I should add that the servers is configured with 1200 MBs of swap space.

I don't have the answer to this. All I can offer for consideration are some things to look into.

Wrt the system: does HW/SW meet or exceed the specs (what are your specs?) Websphere suggests it needs? (And you should not view swap as something good: disk I/O is expensive.) Is this a production machine (that is, do you also have a staging box to test releases on)? When did the OOM situation start? What changed at that time? Does this happen with only this or other kernels as well? Is the system tuned to run for this task? Does the system run only this task, or are there other services running that could be expensive in other ways (CPU, disk I/O)? Have you gathered stats for plotting (Dstat, SAR)? Wrt Websphere: which product(s) are you running? Is it started with heap restrictions (-Xms -Xmx)? Did the OOM situation occur right from the start after installation or later on, suddenly (say after another application release)? Do WAS logs show errors before OOM is invoked? Wrt the application(s): has there been any major changes in code which also mark the start of OOM? Was there any profiling done? 'top' can help in some situations (like to find out if you've got much swap going on if RSS is a fraction of VSZ) but Java apps do memory management differently and what you want is to read up on Java and profiling. If you only have to deploy code and manage the server the developers should (be forced to :-] ) do the grunt work for that. Finally, since Websphere has a large community, did you check their bug tracker and community resources for clues?
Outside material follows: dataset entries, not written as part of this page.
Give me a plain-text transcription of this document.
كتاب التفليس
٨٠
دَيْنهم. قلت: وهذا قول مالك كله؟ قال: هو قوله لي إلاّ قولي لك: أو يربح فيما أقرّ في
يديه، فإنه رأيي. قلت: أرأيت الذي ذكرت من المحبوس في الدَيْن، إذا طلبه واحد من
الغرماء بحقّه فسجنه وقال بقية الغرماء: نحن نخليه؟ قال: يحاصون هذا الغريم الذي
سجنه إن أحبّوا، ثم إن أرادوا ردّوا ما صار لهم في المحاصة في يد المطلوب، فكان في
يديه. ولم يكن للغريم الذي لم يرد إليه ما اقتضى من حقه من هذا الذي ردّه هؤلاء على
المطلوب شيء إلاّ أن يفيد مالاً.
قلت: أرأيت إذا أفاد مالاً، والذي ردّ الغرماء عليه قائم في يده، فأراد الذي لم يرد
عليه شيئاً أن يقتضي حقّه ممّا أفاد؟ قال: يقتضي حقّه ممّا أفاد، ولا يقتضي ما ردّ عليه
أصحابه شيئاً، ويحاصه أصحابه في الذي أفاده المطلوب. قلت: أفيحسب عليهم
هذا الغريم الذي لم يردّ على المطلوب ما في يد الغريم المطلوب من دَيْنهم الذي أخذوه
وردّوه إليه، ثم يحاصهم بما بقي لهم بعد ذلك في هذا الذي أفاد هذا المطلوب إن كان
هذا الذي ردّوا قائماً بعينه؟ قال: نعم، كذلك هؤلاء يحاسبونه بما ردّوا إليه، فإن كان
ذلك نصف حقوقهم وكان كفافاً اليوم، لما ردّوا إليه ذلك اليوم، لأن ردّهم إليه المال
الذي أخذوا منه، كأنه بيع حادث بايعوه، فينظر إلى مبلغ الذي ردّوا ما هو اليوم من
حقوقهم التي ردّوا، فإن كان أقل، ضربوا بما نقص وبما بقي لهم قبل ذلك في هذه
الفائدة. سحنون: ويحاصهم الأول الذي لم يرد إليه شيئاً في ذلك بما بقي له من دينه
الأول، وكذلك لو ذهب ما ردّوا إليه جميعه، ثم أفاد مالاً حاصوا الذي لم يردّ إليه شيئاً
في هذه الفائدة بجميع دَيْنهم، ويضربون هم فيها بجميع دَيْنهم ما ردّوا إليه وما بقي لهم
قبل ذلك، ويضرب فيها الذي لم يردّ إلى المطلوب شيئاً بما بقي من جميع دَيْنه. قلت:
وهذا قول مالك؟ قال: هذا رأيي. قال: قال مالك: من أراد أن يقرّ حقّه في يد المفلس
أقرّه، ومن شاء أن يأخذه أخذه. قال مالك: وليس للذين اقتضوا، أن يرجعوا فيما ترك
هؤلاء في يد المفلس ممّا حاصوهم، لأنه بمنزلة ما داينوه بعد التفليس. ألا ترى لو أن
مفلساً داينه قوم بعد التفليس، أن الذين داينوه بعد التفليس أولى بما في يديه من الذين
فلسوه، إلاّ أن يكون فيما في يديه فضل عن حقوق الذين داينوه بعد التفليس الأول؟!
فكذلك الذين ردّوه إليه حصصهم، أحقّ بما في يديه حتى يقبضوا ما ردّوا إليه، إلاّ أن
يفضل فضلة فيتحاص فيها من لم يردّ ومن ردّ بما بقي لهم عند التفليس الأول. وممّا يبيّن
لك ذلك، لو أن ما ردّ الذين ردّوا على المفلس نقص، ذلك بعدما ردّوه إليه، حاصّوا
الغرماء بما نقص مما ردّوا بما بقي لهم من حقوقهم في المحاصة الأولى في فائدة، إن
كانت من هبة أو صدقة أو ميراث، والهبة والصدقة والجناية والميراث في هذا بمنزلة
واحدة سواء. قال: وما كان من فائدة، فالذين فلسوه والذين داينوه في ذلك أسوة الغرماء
// (Posted here so I don't fsck up your other thread's -reply status) ... if http://www.linuxquestions.org/questi...memory-626965/ is related to all of this you should have posted your specs there saying it's a Java-based app. Postponing launch until you or the developers get a grip on problems seems only common sense to me.

Quote:

Originally Posted by unSpawn (Post 3083898)

The threads are not directly related. And I should add that the servers I'm referring to are merely servers used for development - they are not production servers.

Thank you for your useful thoughts in your previous post here on the thread. I've not yet had the time to carefully study the issues you address, but intend to do so asap.

Not production. Cool. Well, just post info as you go but if you can please try to work in the direction of HW -> OS -> SW -> application(s).